De quando em vez apodera-se de
mim uma esperançosa ideia de Portugal. Vêm estes momentos ciclicamente, após
tempos de monocórdica política, como os
cinzentos desenvolvimentos cavaquistas, pontuados pela pedra escacilhada
do CCB que afinal merece aplauso mas não silencia os diversos buzinões do
cavaquismo, preparando a chegada de Guterres e uma esquerda rosa esperança por
fim afundada no célebre lamaçal que afugentou um primeiro ministro fragilizado,
mas que erigiu a expo 98 com o auxílio de Sampaio autarca. Insuficiente.
Chegou posteriormente outra
esperançosa ideia, quando uma renovação política se erigiu sob a batuta de
Durão Barroso que logo se perdeu nos meandos da guerra do golfo, numa cimeira
açoriana de má memória e consequente debandada para Bruxelas.

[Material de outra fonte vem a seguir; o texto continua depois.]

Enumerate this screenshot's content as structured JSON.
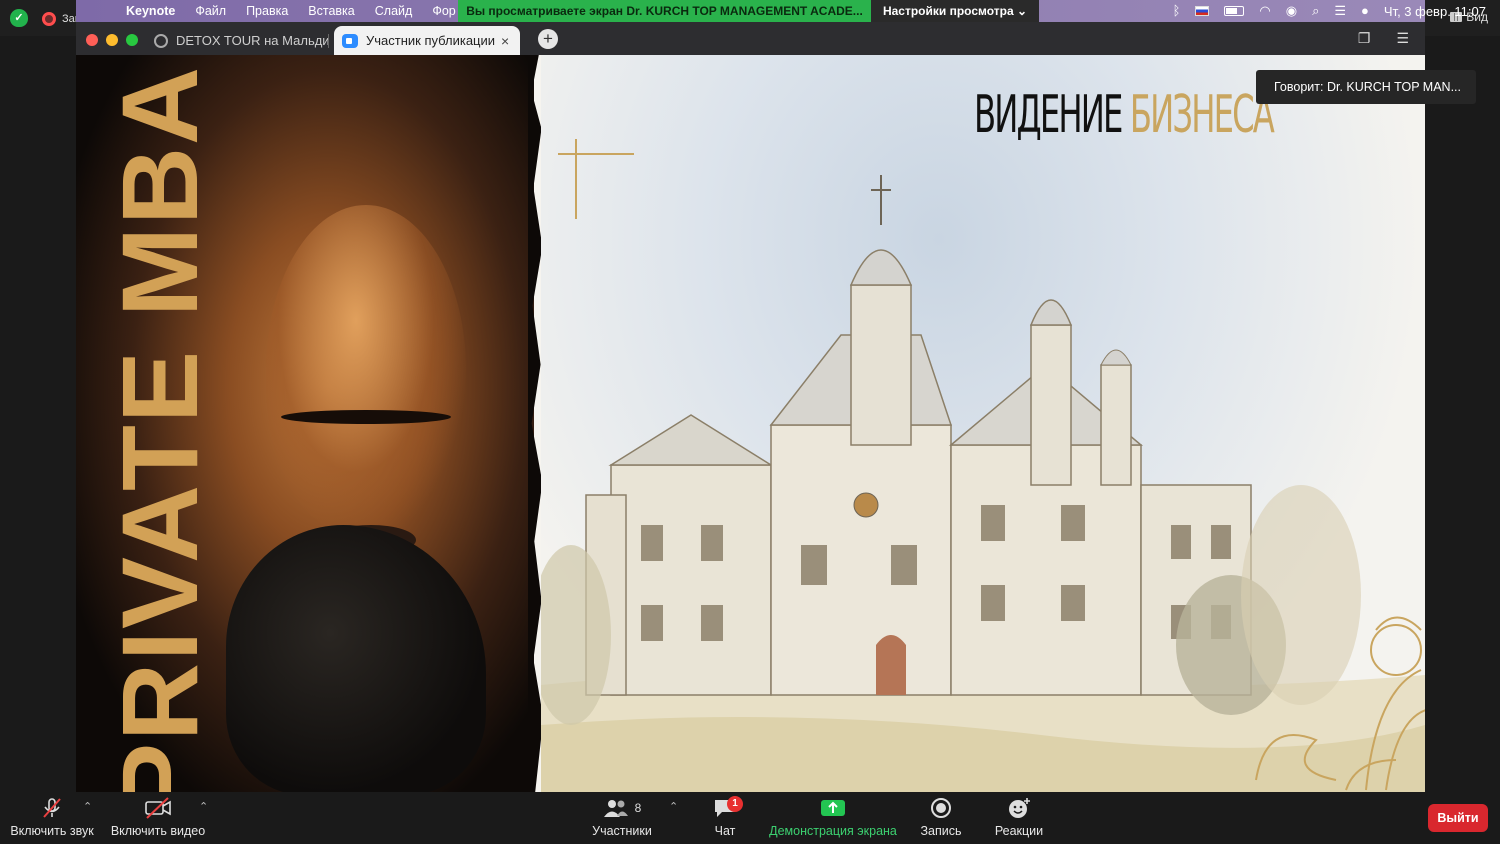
{
  "zoom_top": {
    "recording_label": "Запись",
    "view_label": "Вид"
  },
  "menubar": {
    "app_name": "Keynote",
    "items": [
      "Файл",
      "Правка",
      "Вставка",
      "Слайд",
      "Фор"
    ],
    "share_banner": "Вы просматриваете экран Dr. KURCH TOP MANAGEMENT ACADE...",
    "view_settings": "Настройки просмотра",
    "clock": "Чт, 3 февр.  11:07"
  },
  "browser": {
    "tabs": [
      {
        "title": "DETOX TOUR на Мальди"
      },
      {
        "title": "Участник публикации"
      }
    ]
  },
  "slide": {
    "vertical_text": "PRIVATE MBA",
    "title_dark": "ВИДЕНИЕ ",
    "title_gold": "БИЗНЕСА",
    "colors": {
      "gold": "#c9a55f",
      "dark": "#111111"
    }
  },
  "speaker": {
    "label": "Говорит: Dr. KURCH TOP MAN..."
  },
  "toolbar": {
    "unmute_label": "Включить звук",
    "video_label": "Включить видео",
    "participants_label": "Участники",
    "participants_count": "8",
    "chat_label": "Чат",
    "chat_badge": "1",
    "share_label": "Демонстрация экрана",
    "record_label": "Запись",
    "reactions_label": "Реакции",
    "leave_label": "Выйти"
  }
}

Insistiu essa ideia esperançosa
na chegada socrática, depressa varrida pelo frenesi financeiro e económico com
quem estabeleceu uma podridão ética na
indesejável partilha de poderes, com as magistraturas, os bancos e os grupos
económicos á mistura. E finalmente com a entrada em cena de um rapaz bem
intencionado, Passos Coelho, que dizia
iria repor a ética na política, os princípios republicanos sem demasiado estado
devolvendo o protagonismo do desenvolvimento á força empreendedora e
empresarial do país... Menos estado e melhor estado.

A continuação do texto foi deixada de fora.